Non-Ivy chip on shoulder

Anonymous
Anonymous wrote:OP here. Thanks a lot and I know I sounded like an idiot. Yeah I'm 23 year old white male, and I guess it seems like a more recent and important experience (college) so my peers and I are still in that mentality.

Really good to read these responses. Thanks.


What on earth are you doing on DCUM?
Anonymous
Anonymous wrote:
Anonymous wrote:OP here. Thanks a lot and I know I sounded like an idiot. Yeah I'm 23 year old white male, and I guess it seems like a more recent and important experience (college) so my peers and I are still in that mentality.

Really good to read these responses. Thanks.


What on earth are you doing on DCUM?


There are a lot of 20-something single yuppies on this forum. I came here a year ago and had no idea it was a parenting forum. I just found a thread on google, thought it was interesting, looked at the rest of the forum, and stayed around.
Anonymous
SOOO many posts about how much people spend/waste on an Ivy League education. My Ivy League school was/is cheaper than most private schools, gives extremely generous financial aid, and after 4 years of a fantastic education, I left without debt (and none for my parents). However, now partly thanks to my great education, I make too much money for my kids to get financial aid. Top private schools have far more generous financial aid than even most public schools. I was lower middle class, public school educated, and still felt accepted and happy at my Ivy (it helped that for the first time, no one ostracized me for being a smart nerd!).
Anonymous
Anonymous wrote:You know what, OP? Maybe you should go to an Ivy B-school, because then you will see that the Ivies aren't the magical places you are imagining them to be.

Seriously, though, the longer you are out of college the less it matter where you attended. You are judged far more on your accomplishments -- what you did with your degree and who you are as a person. Remember that.


This. I went to an Ivy, I held a highly-recognized name scholarship, and my guess is that at least ten percent of my classmates were mental defectives and/or budding addiction cases of some flavor or another. Having lived here for a number of years, I have met a huge number of alums of two particular smaller VA publics who are more clever, better-functioning, and more impressive than most of my Ivy classmates.

Anonymous
I have to be honest though, Ivies do clump together, at a function 2 women discovered they both went to the same Ivy, and off to the races they were. I, a state school grad, was speechless. I also admit I steer my kids away from Ivies. I have a big Chip........
Anonymous
Anonymous wrote:
Anonymous wrote:I think the problem is that you are young and your world view is small. This happens to all of us. We tend to compare ourselves with those we know- our friends, our neighbors, our coworkers. If you get out of your circle and travel the country or the world or even just read a lot about how others live you will not feel this any longer. You will realize this as you get older too. Once you get past that first job and have worked for different places you realize no one cares or asks where you went to college.
This is great advice. I moved into a neighborhood where many of my neighbors are janitors and security guards. You realize that people who work hard and care for their families deserve respect regardless of whether they went to a top college or not -- or even went to college at all.[/quotte

You are beautiful
Anonymous
I think you need to google how many CEO's of several top companies didn't even go to college or dropped out! That might shed some light on truly how miniscule the college name is, in the end it's about what you are doing NOW.

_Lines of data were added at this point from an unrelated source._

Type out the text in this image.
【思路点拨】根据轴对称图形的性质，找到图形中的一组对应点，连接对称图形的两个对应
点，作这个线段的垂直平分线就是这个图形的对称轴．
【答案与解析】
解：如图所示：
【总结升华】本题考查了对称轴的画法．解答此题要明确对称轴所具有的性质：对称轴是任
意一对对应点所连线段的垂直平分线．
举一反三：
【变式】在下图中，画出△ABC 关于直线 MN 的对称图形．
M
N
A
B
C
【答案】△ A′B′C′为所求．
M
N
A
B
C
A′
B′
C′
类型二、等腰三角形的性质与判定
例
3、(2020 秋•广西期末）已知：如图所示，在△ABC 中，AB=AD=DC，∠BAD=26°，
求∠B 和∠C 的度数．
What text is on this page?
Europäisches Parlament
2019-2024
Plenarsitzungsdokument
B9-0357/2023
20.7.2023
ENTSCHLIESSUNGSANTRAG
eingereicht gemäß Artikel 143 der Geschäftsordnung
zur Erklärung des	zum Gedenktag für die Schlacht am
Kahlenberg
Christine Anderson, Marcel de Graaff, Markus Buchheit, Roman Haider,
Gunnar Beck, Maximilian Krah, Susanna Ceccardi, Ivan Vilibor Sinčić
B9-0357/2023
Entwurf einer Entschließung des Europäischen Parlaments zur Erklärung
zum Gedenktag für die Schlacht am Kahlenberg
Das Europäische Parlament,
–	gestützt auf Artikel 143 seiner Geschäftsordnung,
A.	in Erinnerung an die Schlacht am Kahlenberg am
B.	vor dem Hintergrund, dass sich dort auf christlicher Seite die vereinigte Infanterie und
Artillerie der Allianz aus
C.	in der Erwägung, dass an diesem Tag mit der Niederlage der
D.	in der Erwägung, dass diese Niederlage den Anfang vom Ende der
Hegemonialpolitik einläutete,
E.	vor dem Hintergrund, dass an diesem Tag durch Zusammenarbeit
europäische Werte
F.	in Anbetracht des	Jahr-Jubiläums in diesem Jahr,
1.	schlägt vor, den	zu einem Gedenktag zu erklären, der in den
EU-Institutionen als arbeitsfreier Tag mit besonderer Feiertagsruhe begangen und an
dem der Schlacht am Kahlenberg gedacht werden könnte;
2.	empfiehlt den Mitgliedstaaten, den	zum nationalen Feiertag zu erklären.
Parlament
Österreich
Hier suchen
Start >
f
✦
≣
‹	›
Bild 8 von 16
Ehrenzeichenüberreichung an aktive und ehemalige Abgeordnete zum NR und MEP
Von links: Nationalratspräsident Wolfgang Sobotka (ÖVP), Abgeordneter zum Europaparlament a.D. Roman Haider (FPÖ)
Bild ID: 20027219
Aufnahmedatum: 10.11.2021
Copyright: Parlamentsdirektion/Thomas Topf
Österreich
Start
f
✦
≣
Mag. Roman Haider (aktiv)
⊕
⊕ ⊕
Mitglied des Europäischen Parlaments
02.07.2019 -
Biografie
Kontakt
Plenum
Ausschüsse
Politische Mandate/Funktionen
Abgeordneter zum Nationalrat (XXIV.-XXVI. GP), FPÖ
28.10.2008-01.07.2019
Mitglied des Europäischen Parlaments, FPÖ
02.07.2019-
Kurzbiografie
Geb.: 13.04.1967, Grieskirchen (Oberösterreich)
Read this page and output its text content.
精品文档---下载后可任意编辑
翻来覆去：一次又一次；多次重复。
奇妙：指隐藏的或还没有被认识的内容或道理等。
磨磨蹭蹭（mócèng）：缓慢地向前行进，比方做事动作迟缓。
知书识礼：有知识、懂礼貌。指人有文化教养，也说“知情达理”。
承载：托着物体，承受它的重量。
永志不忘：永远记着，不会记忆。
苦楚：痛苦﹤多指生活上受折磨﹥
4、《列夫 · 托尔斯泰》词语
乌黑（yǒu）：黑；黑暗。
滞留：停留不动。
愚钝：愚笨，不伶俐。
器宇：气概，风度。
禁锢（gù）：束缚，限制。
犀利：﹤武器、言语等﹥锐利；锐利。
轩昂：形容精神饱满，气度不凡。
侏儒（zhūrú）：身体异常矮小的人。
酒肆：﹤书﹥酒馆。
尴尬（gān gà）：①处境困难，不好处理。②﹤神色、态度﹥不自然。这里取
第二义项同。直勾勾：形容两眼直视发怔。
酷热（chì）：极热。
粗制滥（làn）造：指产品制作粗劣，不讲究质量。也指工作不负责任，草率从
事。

My own husband graduated from a respectable state school, his brother a top Ivy, his brother is an "aspiring writer" and programmer who makes a decent living but nothing out of this world, my husband however had the fire in his belly and went onto start his own very successful company which was bought out last year. Let me tell you not once does he think that he is less than because he doesn't have an Ivy degree. Sure at the time he felt a little inferior but its so much more about progressing and moving on and seeing what you are doing with your life NOW. Don't look back, it will impede you, charge ahead and seize the day and show those Ivies what you are capable of!
Anonymous
Anonymous wrote:I think you need to google how many CEO's of several top companies didn't even go to college or dropped out! That might shed some light on truly how miniscule the college name is, in the end it's about what you are doing NOW.



Yes, because your college drop-out kid can be the next Zuckerberg or Gates, too!
Anonymous
I like 9:45. Either you have snobby friends or you are imagining this. I went to harvard undergrad and law but I sure don't hang out with other harvard people nor can I list the Ivies. I don't advertise it. Usually other people are surprised because they think I'm "just a mom". Welcome to sexism. But, really, this isn't normal behavior or you are misperceiving something.